Ask HN: Potential internship recruiter asked for my transcript - _RPM

What do I do?
======
dalke
Give it them a copy if you want? Talk to your campus organization which has
experience with sort of thing if you want actual helpful feedback, instead of
random comments from people like me? For example, from
[http://www.vpul.upenn.edu/careerservices/recruiting/pennlink...](http://www.vpul.upenn.edu/careerservices/recruiting/pennlink_faqs.php)
:

> How do I know if an employer wants a cover letter or a transcript?

> A resume will always be required, and sometimes employers will also require
> other documents such as cover letters and unofficial transcripts. You must
> submit all the required documents when you apply. (You will know that a
> document is required because there will be a red asterisk next to the box.
> If not required, there will be no asterisk.) If employers simply "request"
> additional documents, you may choose to submit the additional materials if
> you wish.

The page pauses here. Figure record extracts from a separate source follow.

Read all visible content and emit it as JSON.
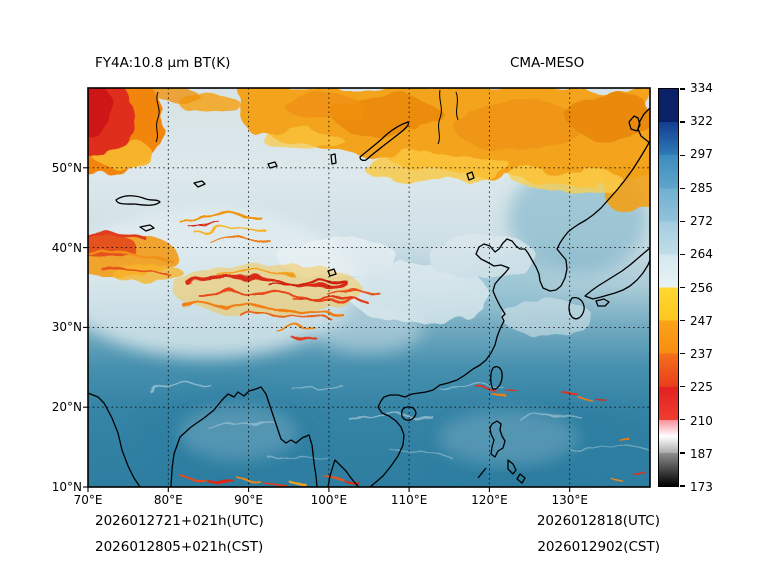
{
  "figure": {
    "title_left": "FY4A:10.8 μm BT(K)",
    "title_right": "CMA-MESO",
    "footer": {
      "left_line1": "2026012721+021h(UTC)",
      "left_line2": "2026012805+021h(CST)",
      "right_line1": "2026012818(UTC)",
      "right_line2": "2026012902(CST)"
    }
  },
  "axes": {
    "x_ticks": [
      {
        "label": "70°E",
        "lon": 70
      },
      {
        "label": "80°E",
        "lon": 80
      },
      {
        "label": "90°E",
        "lon": 90
      },
      {
        "label": "100°E",
        "lon": 100
      },
      {
        "label": "110°E",
        "lon": 110
      },
      {
        "label": "120°E",
        "lon": 120
      },
      {
        "label": "130°E",
        "lon": 130
      }
    ],
    "y_ticks": [
      {
        "label": "50°N",
        "lat": 50
      },
      {
        "label": "40°N",
        "lat": 40
      },
      {
        "label": "30°N",
        "lat": 30
      },
      {
        "label": "20°N",
        "lat": 20
      },
      {
        "label": "10°N",
        "lat": 10
      }
    ],
    "x_range": [
      70,
      140
    ],
    "y_range": [
      10,
      60
    ],
    "grid_style": "dotted black"
  },
  "colorbar": {
    "ticks": [
      334,
      322,
      297,
      285,
      272,
      264,
      256,
      247,
      237,
      225,
      210,
      187,
      173
    ],
    "units": "K",
    "segments": [
      {
        "from": 334,
        "to": 322,
        "stops": [
          "#0b2167"
        ]
      },
      {
        "from": 322,
        "to": 297,
        "stops": [
          "#123d92",
          "#2f7cb6"
        ]
      },
      {
        "from": 297,
        "to": 285,
        "stops": [
          "#3c8cbf",
          "#5fa5cb"
        ]
      },
      {
        "from": 285,
        "to": 272,
        "stops": [
          "#6fb0d0",
          "#92c3da"
        ]
      },
      {
        "from": 272,
        "to": 264,
        "stops": [
          "#a3cde0",
          "#c2dde8"
        ]
      },
      {
        "from": 264,
        "to": 256,
        "stops": [
          "#d5e8ef",
          "#e8f2f5"
        ]
      },
      {
        "from": 256,
        "to": 247,
        "stops": [
          "#ffd934",
          "#fdc61f"
        ]
      },
      {
        "from": 247,
        "to": 237,
        "stops": [
          "#fba317",
          "#f98c12"
        ]
      },
      {
        "from": 237,
        "to": 225,
        "stops": [
          "#f4701b",
          "#ea3d1c"
        ]
      },
      {
        "from": 225,
        "to": 210,
        "stops": [
          "#e22020",
          "#ee3d31"
        ]
      },
      {
        "from": 210,
        "to": 187,
        "stops": [
          "#fb8f9b",
          "#ffffff",
          "#ababab"
        ]
      },
      {
        "from": 187,
        "to": 173,
        "stops": [
          "#8f8f8f",
          "#000000"
        ]
      }
    ]
  },
  "map_palette": {
    "ocean_teal": "#2e7ea1",
    "midlat_pale": "#dce8eb",
    "cloud_orange": "#f3a31b",
    "cloud_red": "#d92b17",
    "cold_core_red": "#ce1812",
    "coastline": "#000000"
  },
  "chart_data": {
    "type": "heatmap",
    "title": "FY4A:10.8 μm BT(K)",
    "comparison_label": "CMA-MESO",
    "value_units": "K",
    "x_tick_labels": [
      "70°E",
      "80°E",
      "90°E",
      "100°E",
      "110°E",
      "120°E",
      "130°E"
    ],
    "y_tick_labels": [
      "50°N",
      "40°N",
      "30°N",
      "20°N",
      "10°N"
    ],
    "x_range_deg_east_approx": [
      70,
      140
    ],
    "y_range_deg_north_approx": [
      10,
      60
    ],
    "colorbar_tick_values": [
      334,
      322,
      297,
      285,
      272,
      264,
      256,
      247,
      237,
      225,
      210,
      187,
      173
    ],
    "grid": "dotted",
    "legend_position": "right colorbar",
    "annotations": [
      "2026012721+021h(UTC)",
      "2026012805+021h(CST)",
      "2026012818(UTC)",
      "2026012902(CST)"
    ]
  }
}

Some employers will only accept resumes and do not want to receive
> additional materials, in which case you will not be able to submit them.
> Read this section carefully, as occasionally employers will provide
> additional application information in the space.

Your history shows an average of 1 link/AskHN posting every 5 days for the
last year. The questions are very broad, and would take too much effort to
provide a good response. The lack of any comments to them over the year might
be meaningful. It would likely be better to find a local group of
Linux/GNU/Mobile/whatever developers, attend meetings, and ask questions face-
to-face. Socialization may also help what appears to be, in reviewing your
general comments, a mild case of ego centrism.

You should revisit the responses to your comment at
[https://news.ycombinator.com/item?id=8661103](https://news.ycombinator.com/item?id=8661103)
on friends.